Friday, August 14, 2026
Google search engine
AccueilMondeAfriqueKenya ꓽ économie numérique -Un nouveau moteur d’exportation en Afrique

Kenya ꓽ économie numérique -Un nouveau moteur d’exportation en Afrique

Après avoir construit l’un des écosystèmes technologiques les plus dynamiques du continent, le Kenya veut désormais transformer son expertise numérique en véritable industrie d’exportation. Nairobi prépare une stratégie nationale destinée à vendre davantage de services technologiques à l’international et à positionner le pays comme un fournisseur mondial de solutions numériques.

Le Kenya cherche à franchir une nouvelle étape dans sa transformation numérique. Le pays, déjà reconnu comme l’un des principaux pôles technologiques africains, veut désormais convertir son avantage dans l’innovation en revenus d’exportation.

Avec l’appui de la Banque mondiale à travers le Kenya Digital Economy Acceleration Project (KDEAP), le gouvernement prépare une stratégie nationale consacrée à l’exportation des services numériques.

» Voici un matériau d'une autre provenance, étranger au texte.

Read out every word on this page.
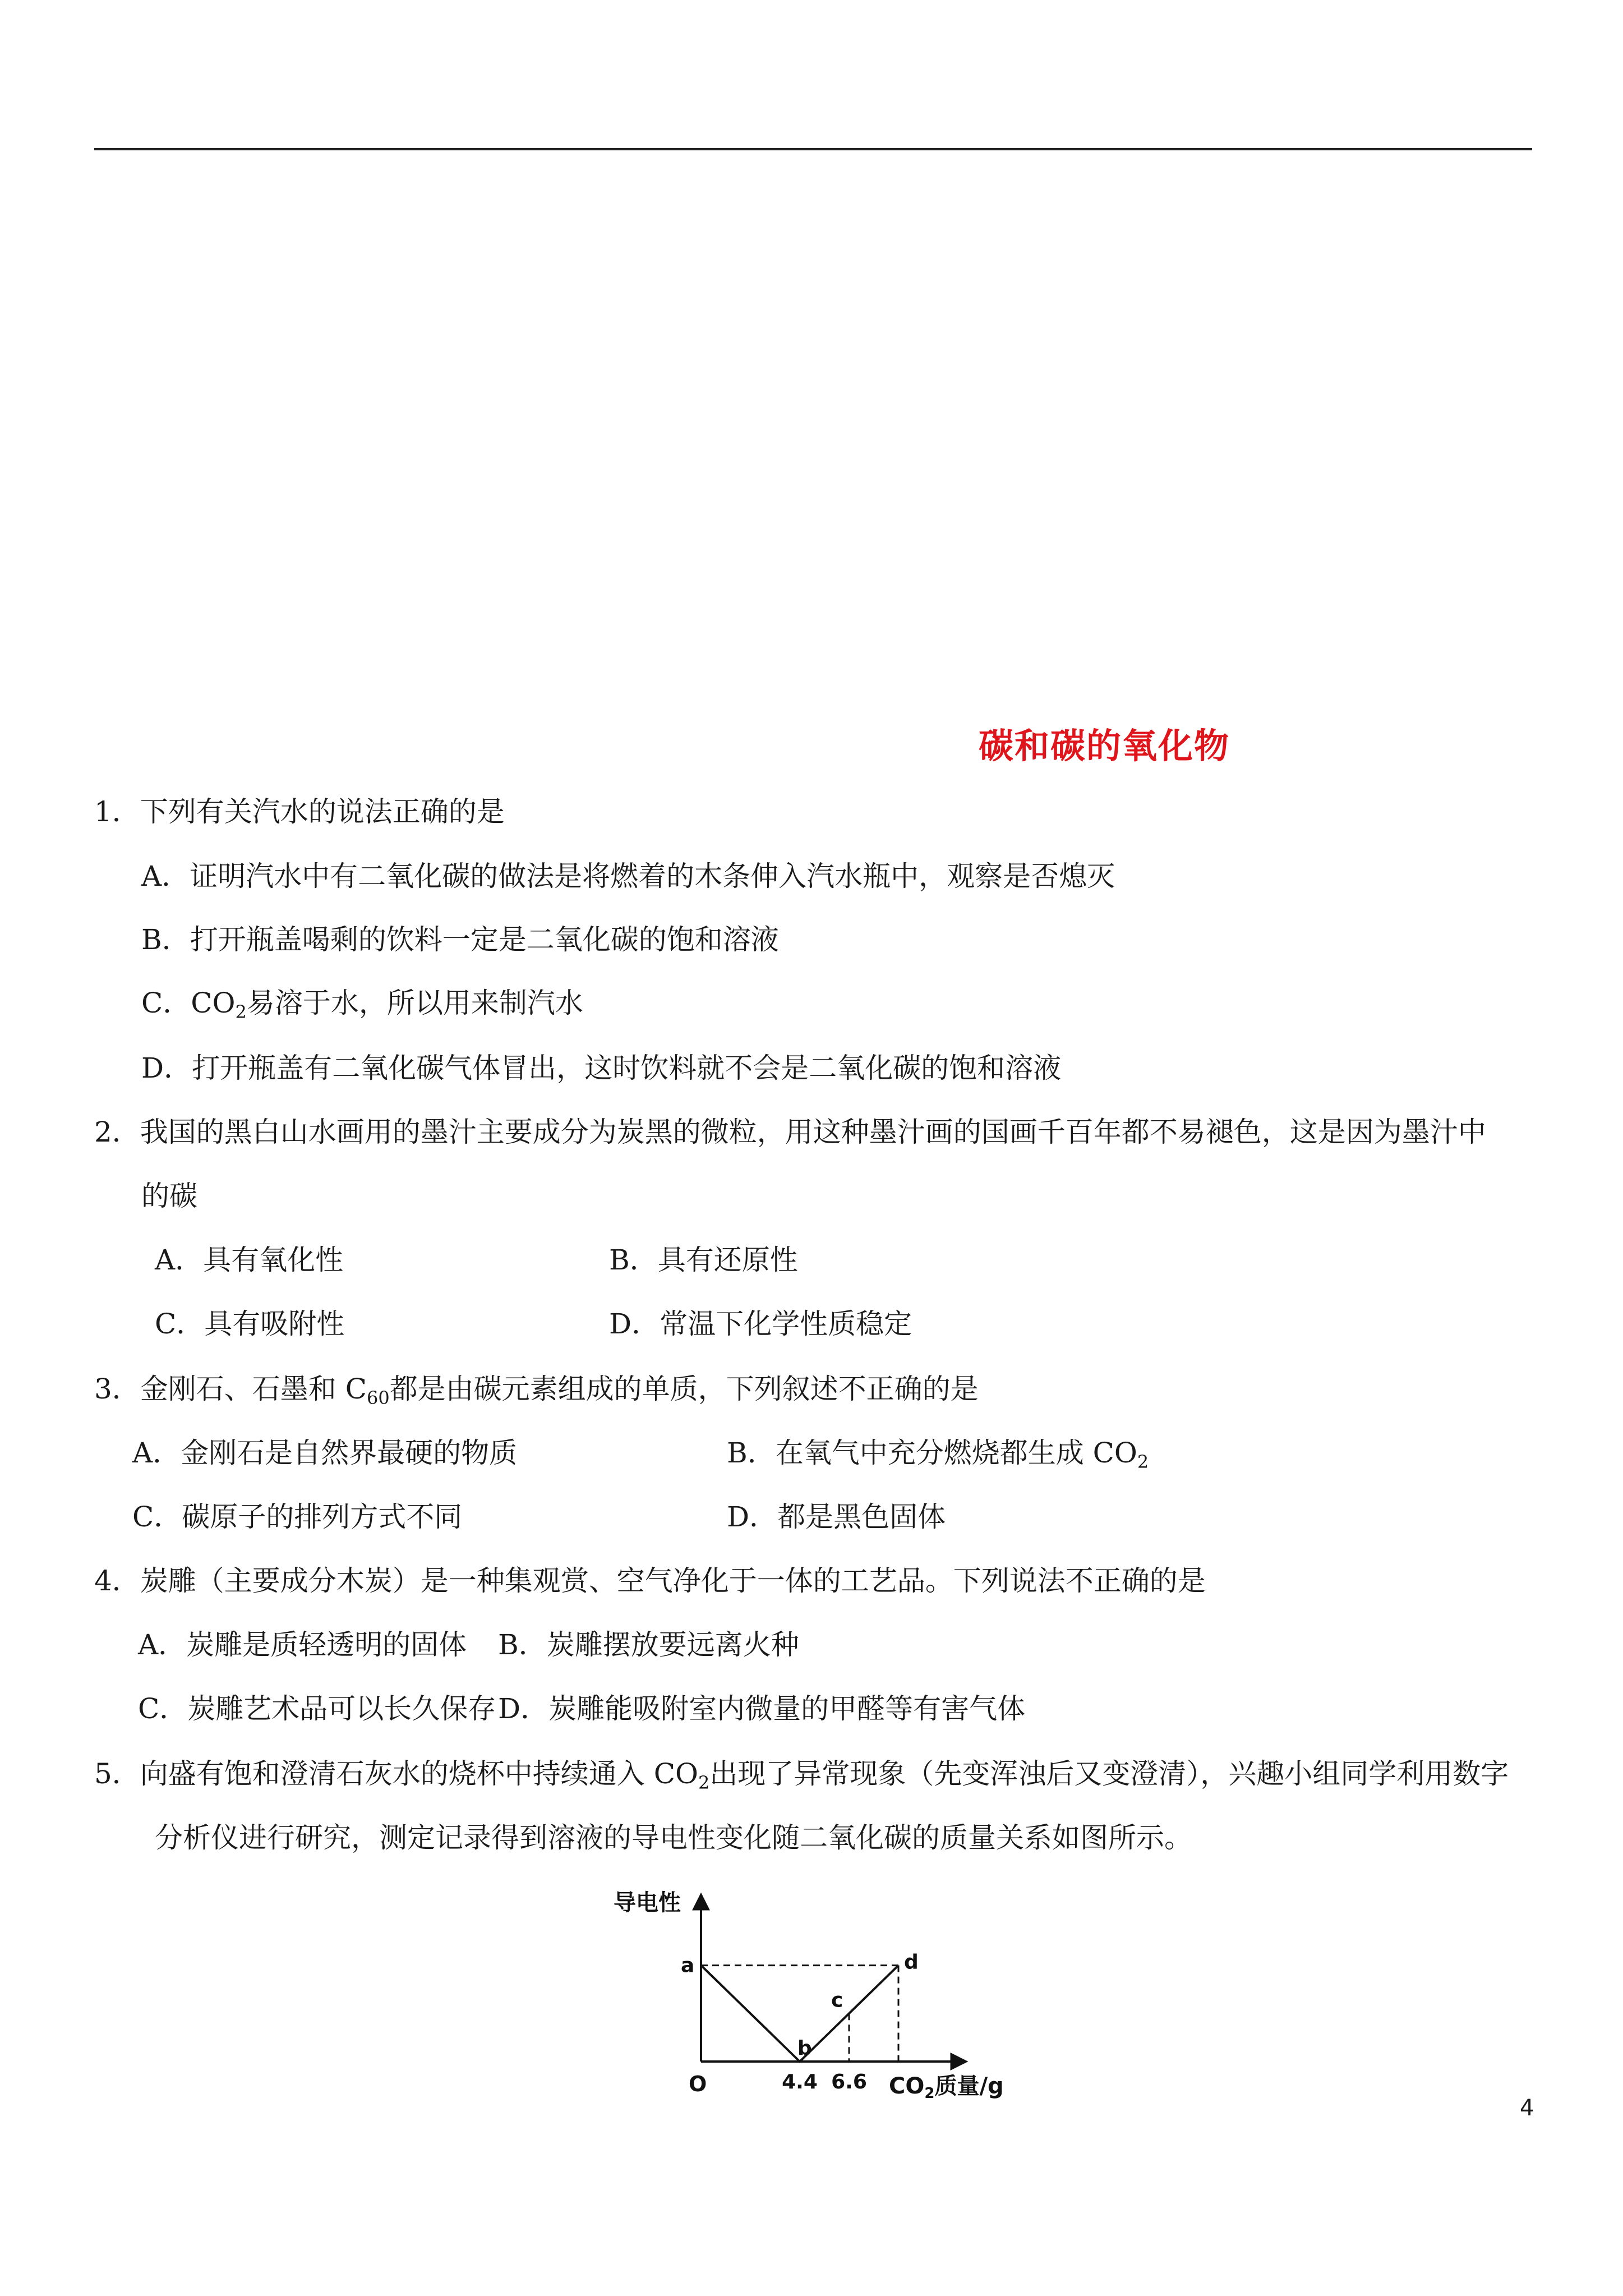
碳和碳的氧化物
1．下列有关汽水的说法正确的是
A．证明汽水中有二氧化碳的做法是将燃着的木条伸入汽水瓶中，观察是否熄灭
B．打开瓶盖喝剩的饮料一定是二氧化碳的饱和溶液
C．$CO_2$易溶于水，所以用来制汽水
D．打开瓶盖有二氧化碳气体冒出，这时饮料就不会是二氧化碳的饱和溶液
2．我国的黑白山水画用的墨汁主要成分为炭黑的微粒，用这种墨汁画的国画千百年都不易褪色，这是因为墨汁中
的碳
A．具有氧化性	B．具有还原性
C．具有吸附性	D．常温下化学性质稳定
3．金刚石、石墨和 $C_{60}$都是由碳元素组成的单质，下列叙述不正确的是
A．金刚石是自然界最硬的物质	B．在氧气中充分燃烧都生成 $CO_2$
C．碳原子的排列方式不同	D．都是黑色固体
4．炭雕（主要成分木炭）是一种集观赏、空气净化于一体的工艺品。下列说法不正确的是
A．炭雕是质轻透明的固体 B．炭雕摆放要远离火种
C．炭雕艺术品可以长久保存 D．炭雕能吸附室内微量的甲醛等有害气体
5．向盛有饱和澄清石灰水的烧杯中持续通入 $CO_2$出现了异常现象（先变浑浊后又变澄清），兴趣小组同学利用数字
分析仪进行研究，测定记录得到溶液的导电性变化随二氧化碳的质量关系如图所示。
导电性
$CO_2$质量/g
O
a
b
c
d
4.4 6.6
4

Cette feuille de route doit permettre de structurer un secteur qui couvre plusieurs domaines à fort potentiel : développement de logiciels, services financiers numériques, externalisation des processus métiers (BPO), création de contenus numériques et autres prestations technologiques destinées aux entreprises étrangères.

L’ambition est double : générer davantage de devises et créer des emplois qualifiés pour une population jeune de plus en plus formée aux métiers du numérique.

Une nouvelle étape dans la stratégie technologique kényane

Depuis plusieurs années, le Kenya s’est imposé comme une référence africaine dans l’innovation numérique.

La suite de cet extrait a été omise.